There are two processes in the public sphere that we all depend on but that few of us really understand. And what’s worse is that both are in trouble.

The first is the process of funding public projects. Public financing often involves a mix of taxation and the issuance of bonds or federal grantmaking to municipalities, counties and regions. Politicians so often pass it off to their constituents as a simple process: vote Yes on A, sales tax will rise a bit, this project will come. But without fail, there’s a complicated interworking of unreadable legislation, complex court decisions, backroom deals that no ordinary citizen could possibly follow. It’s a necessary process – but one that needs work (enter, Sunlight Foundation!).

The second process is “placemaking.” Simply put, placemaking is a multi-faceted approach to the planning, design and management of public spaces. It’s how we shape our new parks, stadia and bike lanes and how we stitch them together into cohesive, quality places. In our hometown of Kansas City, it’s how we got the beautiful Country Club Plaza district. In D.C., it’s how the National Mall developed. Placemaking processes today usually (hopefully) involve participation and input from the public, perhaps moderated by an urban planner at a public meeting. A vision, plan or project design usually results from that public meeting. But key to an effective placemaking process is that social and political capital is created: It’s the “buy-in” from the public and politicians that, first, brings the allocation of financial capital by the public-funding process described above and that later sees out a vision’s successful implementation and healthy success.

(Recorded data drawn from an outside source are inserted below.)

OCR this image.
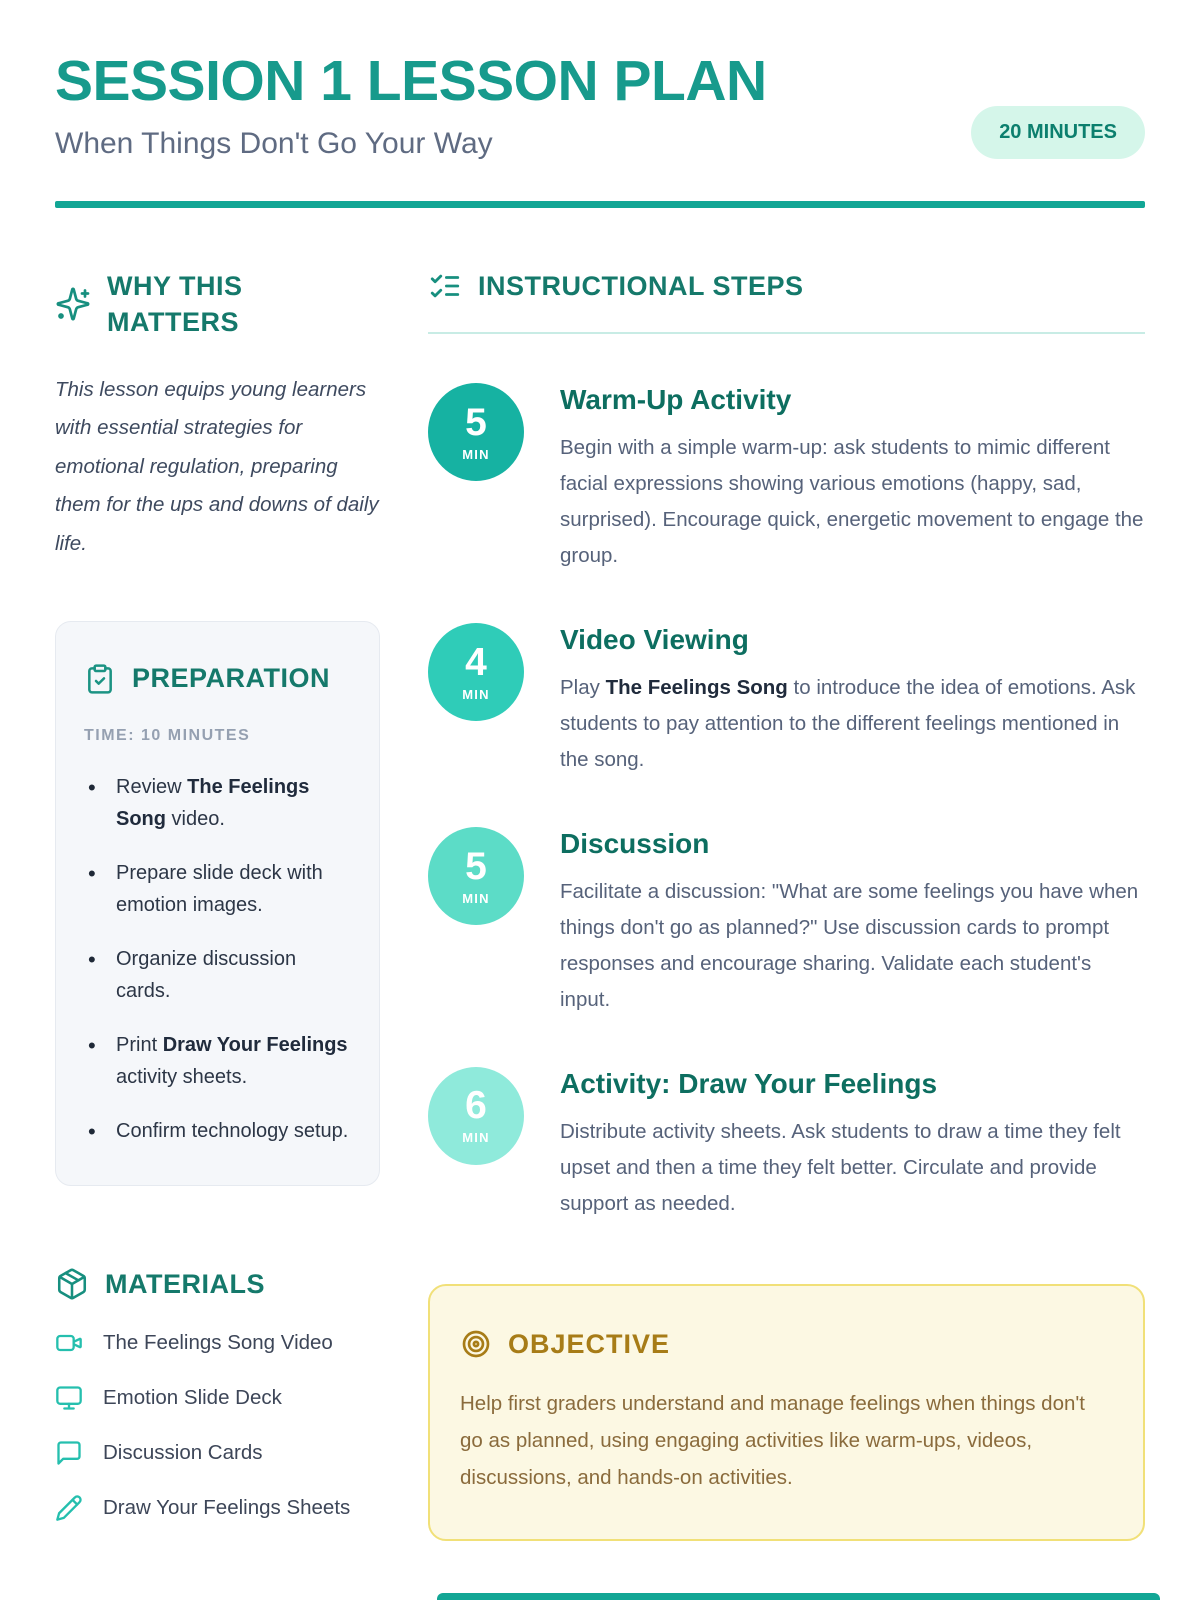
SESSION 1 LESSON PLAN
When Things Don't Go Your Way	20 MINUTES
WHY THIS MATTERS

This lesson equips young learners with essential strategies for emotional regulation, preparing them for the ups and downs of daily life.

PREPARATION
TIME: 10 MINUTES
• Review The Feelings Song video.
• Prepare slide deck with emotion images.
• Organize discussion cards.
• Print Draw Your Feelings activity sheets.
• Confirm technology setup.
MATERIALS
The Feelings Song Video
Emotion Slide Deck
Discussion Cards
Draw Your Feelings Sheets
INSTRUCTIONAL STEPS
5
MIN
Warm-Up Activity
Begin with a simple warm-up: ask students to mimic different facial expressions showing various emotions (happy, sad, surprised). Encourage quick, energetic movement to engage the group.
4
MIN
Video Viewing
Play The Feelings Song to introduce the idea of emotions. Ask students to pay attention to the different feelings mentioned in the song.
5
MIN
Discussion
Facilitate a discussion: "What are some feelings you have when things don't go as planned?" Use discussion cards to prompt responses and encourage sharing. Validate each student's input.
6
MIN
Activity: Draw Your Feelings
Distribute activity sheets. Ask students to draw a time they felt upset and then a time they felt better. Circulate and provide support as needed.
OBJECTIVE
Help first graders understand and manage feelings when things don't go as planned, using engaging activities like warm-ups, videos, discussions, and hands-on activities.
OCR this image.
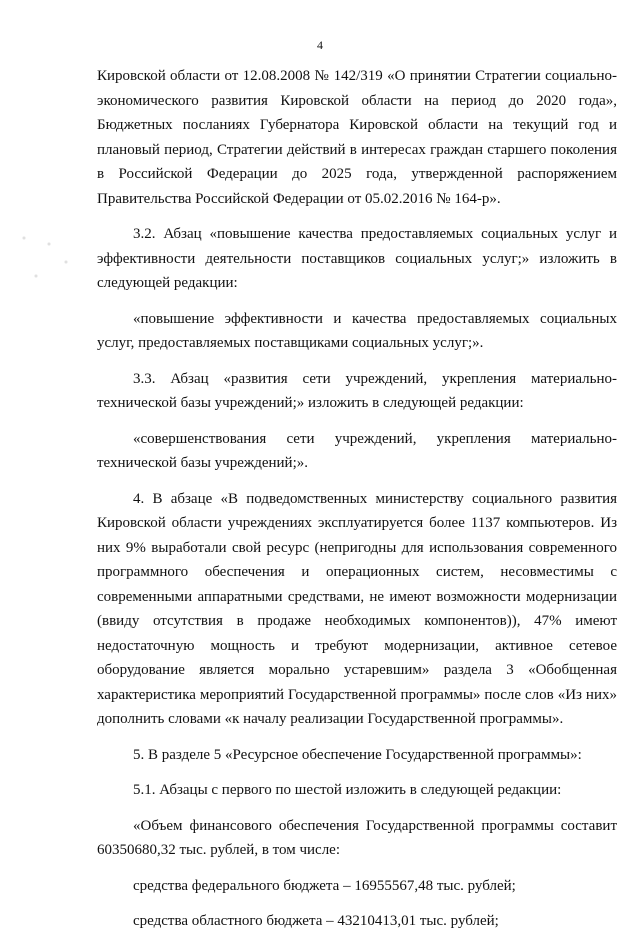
4

Кировской области от 12.08.2008 № 142/319 «О принятии Стратегии социально-экономического развития Кировской области на период до 2020 года», Бюджетных посланиях Губернатора Кировской области на текущий год и плановый период, Стратегии действий в интересах граждан старшего поколения в Российской Федерации до 2025 года, утвержденной распоряжением Правительства Российской Федерации от 05.02.2016 № 164-р».

3.2. Абзац «повышение качества предоставляемых социальных услуг и эффективности деятельности поставщиков социальных услуг;» изложить в следующей редакции:

«повышение эффективности и качества предоставляемых социальных услуг, предоставляемых поставщиками социальных услуг;».

3.3. Абзац «развития сети учреждений, укрепления материально-технической базы учреждений;» изложить в следующей редакции:

«совершенствования сети учреждений, укрепления материально-технической базы учреждений;».

4. В абзаце «В подведомственных министерству социального развития Кировской области учреждениях эксплуатируется более 1137 компьютеров. Из них 9% выработали свой ресурс (непригодны для использования современного программного обеспечения и операционных систем, несовместимы с современными аппаратными средствами, не имеют возможности модернизации (ввиду отсутствия в продаже необходимых компонентов)), 47% имеют недостаточную мощность и требуют модернизации, активное сетевое оборудование является морально устаревшим» раздела 3 «Обобщенная характеристика мероприятий Государственной программы» после слов «Из них» дополнить словами «к началу реализации Государственной программы».

5. В разделе 5 «Ресурсное обеспечение Государственной программы»:

5.1. Абзацы с первого по шестой изложить в следующей редакции:

«Объем финансового обеспечения Государственной программы составит 60350680,32 тыс. рублей, в том числе:

средства федерального бюджета – 16955567,48 тыс. рублей;

средства областного бюджета – 43210413,01 тыс. рублей;
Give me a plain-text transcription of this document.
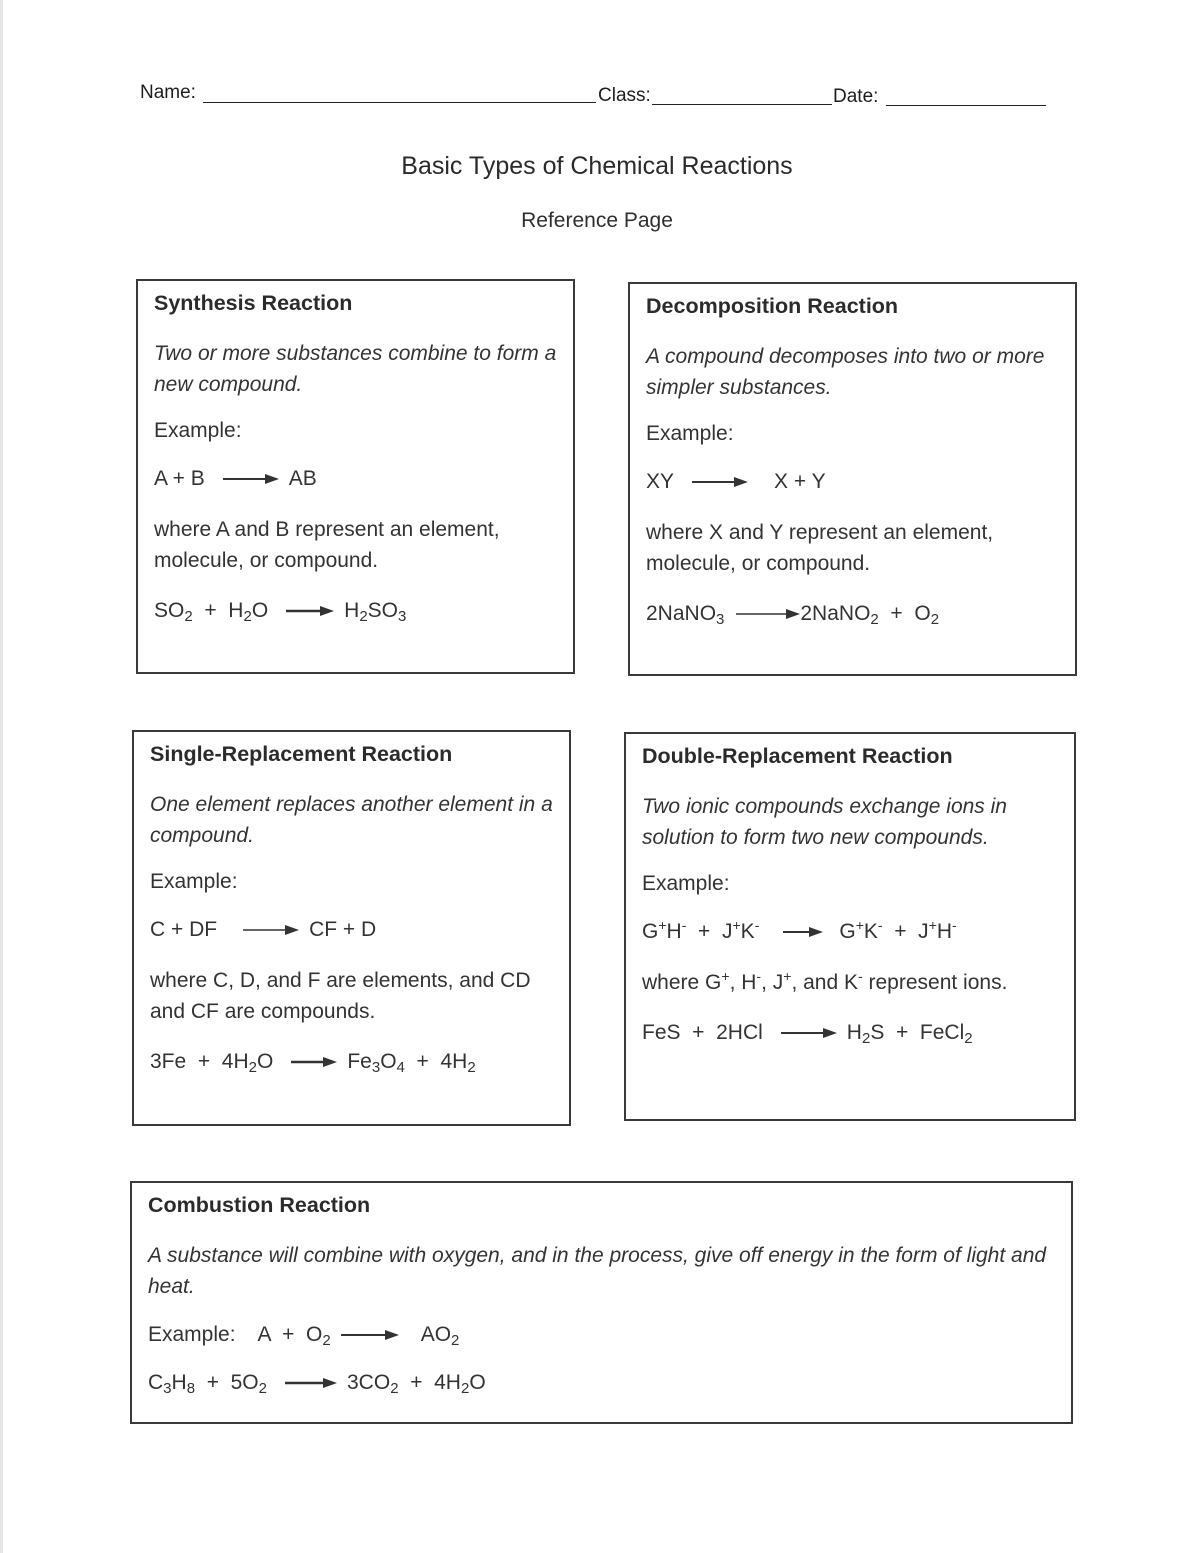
Name:	Class:	Date:
Basic Types of Chemical Reactions
Reference Page
Synthesis Reaction

Two or more substances combine to form a new compound.

Example:

A + B → AB

where A and B represent an element, molecule, or compound.

$SO_2 + H_2O \to H_2SO_3$

Decomposition Reaction

A compound decomposes into two or more simpler substances.

Example:

XY → X + Y

where X and Y represent an element, molecule, or compound.

2NaNO$_3$ →2NaNO$_2$  +  $O_2$

Single-Replacement Reaction

One element replaces another element in a compound.

Example:

C + DF → CF + D

where C, D, and F are elements, and CD and CF are compounds.

$3Fe + 4H_2O \to Fe_3O_4 + 4H_2$

Double-Replacement Reaction

Two ionic compounds exchange ions in solution to form two new compounds.

Example:

G+H-  +  J+K- → G+K-  +  J+H-

where G+, H-, J+, and K- represent ions.

FeS  +  $2HCl \to H_2S$  +  FeCl$_2$

Combustion Reaction

A substance will combine with oxygen, and in the process, give off energy in the form of light and heat.

Example: $A + O_2 \to AO_2$

$C_3H_8 + 5O_2 \to 3CO_2 + 4H_2O$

Placemaking is and will be crucial to the continued progress of places like U Street in D.C. and the resurgent downtown Kansas City. Sadly though, the process – like that of public finance – is often poorly understood. It suffers from its own kind of obscurity. Its subversion by politics is not uncommon.

So concerned citizens and leaders across the nation have faced a dilemma: Broadly, how to harness the two troubled processes in order to bring about positive change in cities and communities. This challenge is complicated by the fact that public resources are dwindling, even as the demand for solutions to urban problems is higher than ever.

This is where Neighbor.ly comes in. Neighbor.ly is a new online civic funding platform for communities that we launched two years ago, to change placemaking. The platform works in three major ways – where communities are connected with funding sources, companies with earned media and citizens with community projects they care about.

Our model was based on those of crowdfunding sites like Kickstarter and Indiegogo. Community organizations can submit projects they need funding to our site and visitors can give to the projects they think are most deserving. If projects are funded, they can then move ahead – and their donors can even get perks (just like on other crowdfunding platforms).